Gisin and Maze share downhill gold

Hampshire Chronicle: Dominique Gisin, right, and Tina Maze receive their medals (AP) Dominique Gisin, right, and Tina Maze receive their medals (AP)

Dominique Gisin and Tina Maze made Winter Olympics history in the women's downhill as they shared the gold medal in Sochi.

Switzerland's Gisin and Slovenian Maze both recorded a time of one minute, 41.57 seconds at the Rosa Khutor Alpine Center to become the first athletes to share the top of the podium in the Winter Games.

Gisin was the first to set the benchmark before Maze matched her, with another Swiss, Lara Gut, earning bronze after finishing 0.10 seconds adrift of the pair.

''I have no words.
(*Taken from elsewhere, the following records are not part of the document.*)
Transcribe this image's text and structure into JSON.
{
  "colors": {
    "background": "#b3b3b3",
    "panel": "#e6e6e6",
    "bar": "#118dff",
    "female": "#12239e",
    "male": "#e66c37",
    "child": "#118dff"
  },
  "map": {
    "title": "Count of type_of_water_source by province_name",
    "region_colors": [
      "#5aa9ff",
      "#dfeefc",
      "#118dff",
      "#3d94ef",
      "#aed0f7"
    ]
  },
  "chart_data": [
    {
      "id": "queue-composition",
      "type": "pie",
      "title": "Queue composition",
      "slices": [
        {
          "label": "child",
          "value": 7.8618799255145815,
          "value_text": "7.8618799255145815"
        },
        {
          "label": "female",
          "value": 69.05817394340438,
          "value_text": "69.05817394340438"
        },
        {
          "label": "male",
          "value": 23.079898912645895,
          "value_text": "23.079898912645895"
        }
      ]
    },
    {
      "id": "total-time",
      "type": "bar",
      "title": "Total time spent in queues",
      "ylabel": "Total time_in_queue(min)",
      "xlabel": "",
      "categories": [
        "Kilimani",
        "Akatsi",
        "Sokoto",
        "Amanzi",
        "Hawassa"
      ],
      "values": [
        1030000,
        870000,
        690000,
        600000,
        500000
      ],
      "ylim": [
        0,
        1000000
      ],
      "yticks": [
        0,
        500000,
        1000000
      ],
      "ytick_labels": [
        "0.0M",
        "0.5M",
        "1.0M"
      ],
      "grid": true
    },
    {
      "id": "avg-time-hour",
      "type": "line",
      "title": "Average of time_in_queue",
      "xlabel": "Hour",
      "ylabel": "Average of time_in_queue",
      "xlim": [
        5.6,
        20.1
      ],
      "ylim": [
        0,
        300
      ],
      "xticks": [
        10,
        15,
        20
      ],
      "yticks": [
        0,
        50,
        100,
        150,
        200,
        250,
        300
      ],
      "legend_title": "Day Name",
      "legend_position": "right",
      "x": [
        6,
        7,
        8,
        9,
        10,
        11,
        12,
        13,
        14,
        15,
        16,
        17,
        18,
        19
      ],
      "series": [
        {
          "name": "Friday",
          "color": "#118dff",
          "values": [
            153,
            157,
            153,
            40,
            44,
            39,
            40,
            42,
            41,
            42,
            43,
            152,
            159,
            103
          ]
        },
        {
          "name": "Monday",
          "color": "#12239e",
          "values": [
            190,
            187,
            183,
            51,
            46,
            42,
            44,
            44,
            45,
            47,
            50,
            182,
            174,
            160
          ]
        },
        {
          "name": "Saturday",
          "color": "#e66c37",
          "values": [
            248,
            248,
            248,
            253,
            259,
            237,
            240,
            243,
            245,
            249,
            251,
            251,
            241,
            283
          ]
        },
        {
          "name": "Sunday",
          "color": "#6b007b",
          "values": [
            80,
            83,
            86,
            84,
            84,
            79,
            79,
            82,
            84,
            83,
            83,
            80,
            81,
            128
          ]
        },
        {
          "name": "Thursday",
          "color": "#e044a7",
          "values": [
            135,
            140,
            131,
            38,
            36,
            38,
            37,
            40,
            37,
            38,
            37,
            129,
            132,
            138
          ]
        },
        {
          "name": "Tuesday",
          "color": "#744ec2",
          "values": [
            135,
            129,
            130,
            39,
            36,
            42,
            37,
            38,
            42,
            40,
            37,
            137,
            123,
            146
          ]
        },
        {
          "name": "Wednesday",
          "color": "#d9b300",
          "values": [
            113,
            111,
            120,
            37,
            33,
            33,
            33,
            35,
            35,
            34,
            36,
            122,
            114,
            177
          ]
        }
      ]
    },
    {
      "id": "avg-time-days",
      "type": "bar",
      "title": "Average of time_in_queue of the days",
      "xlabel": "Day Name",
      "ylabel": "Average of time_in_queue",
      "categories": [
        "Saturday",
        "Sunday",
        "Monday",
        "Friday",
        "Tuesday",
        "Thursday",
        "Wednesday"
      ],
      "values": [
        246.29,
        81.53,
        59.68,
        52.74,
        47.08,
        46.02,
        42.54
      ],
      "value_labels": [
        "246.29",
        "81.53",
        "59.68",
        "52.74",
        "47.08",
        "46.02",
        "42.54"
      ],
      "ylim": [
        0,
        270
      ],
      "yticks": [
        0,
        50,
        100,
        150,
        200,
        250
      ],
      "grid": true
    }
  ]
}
This doesn't feel real. I will have to see my team to get myself together and realise how much this means to us,'' Maze, who claimed silver in the Super-G and giant slalom four years ago, said.

The soft conditions were just right for 28-year-old Gisin, who said: ''This is incredible. I'm overwhelmed with emotions.

''I'm so happy - what a day. I don't think I even dreamt about this. Now that I have won, I'm living the dream, but this is better than dreaming.''

Tatiana Volosozhar and Maxim Trankov led home a Russia one-two as they swept to gold in the figure skating pairs.

The duo added a free-skating score of 152.69 to their short-program tally of 84.17 for an overall score of 236.86, finishing over 18 points ahead of their second-placed compatriots Ksenia Stolbova and Fedor Klimov (218.68) in front of a raucous Sochi crowd.

German pair Aliona Savchenko and Robin Szolkowy claimed another bronze medal to add to the one they won in Vancouver with an overall score of 215.78, having fallen twice during Wednesday's free skating performance.

Germany's Eric Frenzel held off a strong challenge from Akito Watabe to win the Nordic combined 10km-normal hill gold medal.

Frenzel scored 131.5 points in the opening ski jump event, which was converted to a 0.6 seconds advantage over his Japanese rival heading into the cross country element.

The pair were then neck-and-neck for much of the 10-kilometre course until Frenzel pulled away down the home stretch to claim the gold.

Watabe secured Japan's first medal in the event for 20 years, finishing four seconds behind Frenzel, with Norway's Magnus Krog completing the podium places.

Germans Tobias Wendl and Tobias Arlt claimed gold in the men's doubles luge at the Sanki Sliding Center.

The pair set a track record en route to victory, with Austrian brothers Andreas and Wolfgang Linger taking second and another pair of brothers, Latvia's Andris and Juris Sics, winning bronze.

American snowboarder Kaitlyn Farrington edged out defending champion Torah Bright by a quarter of a point to claim gold in the ladies' halfpipe.

The 24-year-old's score of 91.75 on her second run ensured she pipped Australian Bright, gold medal winner at Vancouver 2010, by the narrowest of margins at Rosa Khutor Extreme Park.

Kelly Clark (90.75) made it an American one-three as she earned bronze, although the 2014 Winter X Games winner entered the event as the favourite.

The Netherlands continued their dominance in the speed skating competition, with Stefan Groothuis a surprise winner of the 1000 metre final at Adler Arena.

Groothuis was in fine form, with the 32 year old posting a time of one minute 8.39 seconds for his first Olympic honour and Holland's 10th speed-skating medal of the Games.

Canada's Denny Morrison was a close second, just 0.04secs off the pace, with Dutchman Michel Mulder adding a bronze to the gold he won in the 500m two days ago.

The early momentum of China's men's curling team showed no sign of slowing on day three of the round-robin stage as they posted two more victories - a 5-4 triumph over European champions Switzerland and an 11-7 defeat of Germany.

Next behind them in the rankings is Norway, who have the only other 100 per cent record with three victories out of three after seeing off Germany 8-5 in the early session.

Great Britain were 4-2 victors over Switzerland, world champions Sweden were defeated 8-5 by Scandinavian rivals Denmark and Vancouver 2010 gold-medallists Canada overcame Russia 7-4.

There was one women's session on Wednesday, in which Canada joined Switzerland at the top of the rankings and on three wins from three matches after Jennifer Jones' rink beat world champions Great Britain 9-6.

China enjoyed a 7-4 victory over the United States, Japan were 8-4 winners over Russia and reigning Olympic champions Sweden saw off South Korea 7-4.

Wednesday also saw the start of the men's ice hockey competition, with Sweden beating the Czech Republic 4-2 and Switzerland snatching a 1-0 victory over Latvia with a goal eight seconds from time from Simon Moser.

In the women's qualifiers, Canada came out on top in the battle of the powerhouses, defeating the United States 3-2 to top Group A. Finland needed overtime to see off Switzerland 4-3.